Kirkus Reviews QR Code
THE SPIDER AND THE FLY by Mary Howitt Kirkus Star

THE SPIDER AND THE FLY

by Mary Howitt & illustrated by Tony DiTerlizzi

Pub Date: Sept. 1st, 2002
ISBN: 978-0-689-85289-3
Publisher: Simon & Schuster

“ ‘Will you walk into my parlor?’ / said the Spider to the Fly.” Howitt’s 1829 cautionary poem is realized here in full cinematic fashion.

Delightfully ghoulish full-bleed black-and-white spreads are rendered in gouache and pencil, and reproduced in silver-and-black duotone, resulting in images that recall the slightly fuzzy-edged figures from old black-and-white horror movies. The typeface and occasional framed text pages heighten this effect by evoking silent-movie titles. The setting is a dustily gothic attic in which DiTerlizzi’s (Alien and Possum: Friends No Matter What, p. 494, etc.) “camera” never rests, zooming in, out, up, and down in a dazzling series of perspectives as a top-hatted and bespatted spider romances a naïve flapper fly. Her protestations in the face of his overtures grow ever weaker, and despite the warnings of the ghostly figures of past victims (one brandishes a knife and fork while another points urgently at The Joy of Cooking Bugs), she goes to her inevitable doom.
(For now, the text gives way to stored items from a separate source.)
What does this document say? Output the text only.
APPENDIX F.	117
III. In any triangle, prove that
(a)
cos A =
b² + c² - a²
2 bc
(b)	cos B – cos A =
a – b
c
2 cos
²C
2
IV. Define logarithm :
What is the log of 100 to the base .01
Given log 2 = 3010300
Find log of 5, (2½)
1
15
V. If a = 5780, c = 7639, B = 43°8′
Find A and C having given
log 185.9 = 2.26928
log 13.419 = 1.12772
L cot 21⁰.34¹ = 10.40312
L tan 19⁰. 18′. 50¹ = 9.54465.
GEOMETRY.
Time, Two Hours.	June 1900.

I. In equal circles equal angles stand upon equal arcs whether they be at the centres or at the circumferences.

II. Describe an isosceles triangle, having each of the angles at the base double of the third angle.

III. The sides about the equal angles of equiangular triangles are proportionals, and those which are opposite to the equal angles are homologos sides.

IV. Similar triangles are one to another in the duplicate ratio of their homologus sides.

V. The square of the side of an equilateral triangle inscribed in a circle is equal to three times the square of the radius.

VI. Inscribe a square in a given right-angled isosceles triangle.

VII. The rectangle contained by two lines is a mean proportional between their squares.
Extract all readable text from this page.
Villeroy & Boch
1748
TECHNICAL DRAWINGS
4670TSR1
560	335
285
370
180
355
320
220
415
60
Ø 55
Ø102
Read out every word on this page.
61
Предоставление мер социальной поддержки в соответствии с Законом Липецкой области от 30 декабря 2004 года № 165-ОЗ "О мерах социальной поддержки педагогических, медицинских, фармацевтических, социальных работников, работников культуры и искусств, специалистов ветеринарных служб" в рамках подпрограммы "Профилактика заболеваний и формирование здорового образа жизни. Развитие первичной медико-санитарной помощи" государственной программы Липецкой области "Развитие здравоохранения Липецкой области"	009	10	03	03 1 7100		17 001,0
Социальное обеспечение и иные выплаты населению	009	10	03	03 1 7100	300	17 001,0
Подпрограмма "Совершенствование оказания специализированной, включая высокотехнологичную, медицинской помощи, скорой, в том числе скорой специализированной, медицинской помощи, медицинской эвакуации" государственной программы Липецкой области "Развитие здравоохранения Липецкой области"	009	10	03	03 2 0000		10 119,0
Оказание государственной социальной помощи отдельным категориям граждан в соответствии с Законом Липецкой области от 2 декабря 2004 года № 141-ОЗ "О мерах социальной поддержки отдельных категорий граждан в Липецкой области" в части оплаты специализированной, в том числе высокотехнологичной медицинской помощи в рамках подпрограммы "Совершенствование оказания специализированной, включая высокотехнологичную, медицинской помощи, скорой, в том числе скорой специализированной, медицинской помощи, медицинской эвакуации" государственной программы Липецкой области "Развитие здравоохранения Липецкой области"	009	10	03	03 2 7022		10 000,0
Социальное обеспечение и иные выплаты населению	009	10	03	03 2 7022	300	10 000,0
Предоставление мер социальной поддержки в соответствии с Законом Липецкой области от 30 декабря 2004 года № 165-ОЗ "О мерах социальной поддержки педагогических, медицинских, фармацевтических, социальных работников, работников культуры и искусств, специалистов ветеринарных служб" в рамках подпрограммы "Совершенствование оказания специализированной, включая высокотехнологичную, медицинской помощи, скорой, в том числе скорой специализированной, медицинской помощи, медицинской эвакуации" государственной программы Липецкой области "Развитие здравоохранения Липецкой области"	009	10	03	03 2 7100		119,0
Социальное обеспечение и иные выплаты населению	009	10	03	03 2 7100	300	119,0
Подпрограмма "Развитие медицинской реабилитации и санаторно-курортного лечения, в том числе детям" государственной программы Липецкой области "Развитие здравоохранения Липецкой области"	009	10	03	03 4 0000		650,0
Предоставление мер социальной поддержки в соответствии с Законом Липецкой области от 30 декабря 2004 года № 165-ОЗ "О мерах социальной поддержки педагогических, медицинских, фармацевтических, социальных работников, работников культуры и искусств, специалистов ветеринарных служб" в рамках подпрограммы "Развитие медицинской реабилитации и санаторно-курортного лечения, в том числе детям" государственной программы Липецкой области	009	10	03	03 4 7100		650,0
The illustrations embrace the primness of the poem—the wide-eyed fly is the very picture of a bygone innocence—but introduce a wealth of detail that adds a thick layer of humor. Aside from the aforementioned ghosts, evidence of the spider’s predilections abounds: in his parlor, he relaxes with his feet up on a very dead ladybug stool with X’s for eyes. A tongue-in-cheek “letter” from the spider follows the poem, in which he exhorts readers to “be advised that spiders are not the only hunters and bugs are not the only victims.”

This cautionary intrusion serves to explicate the metaphor for concretely minded readers, but the message is not likely to diminish their pleasure in the grisly doings one bit.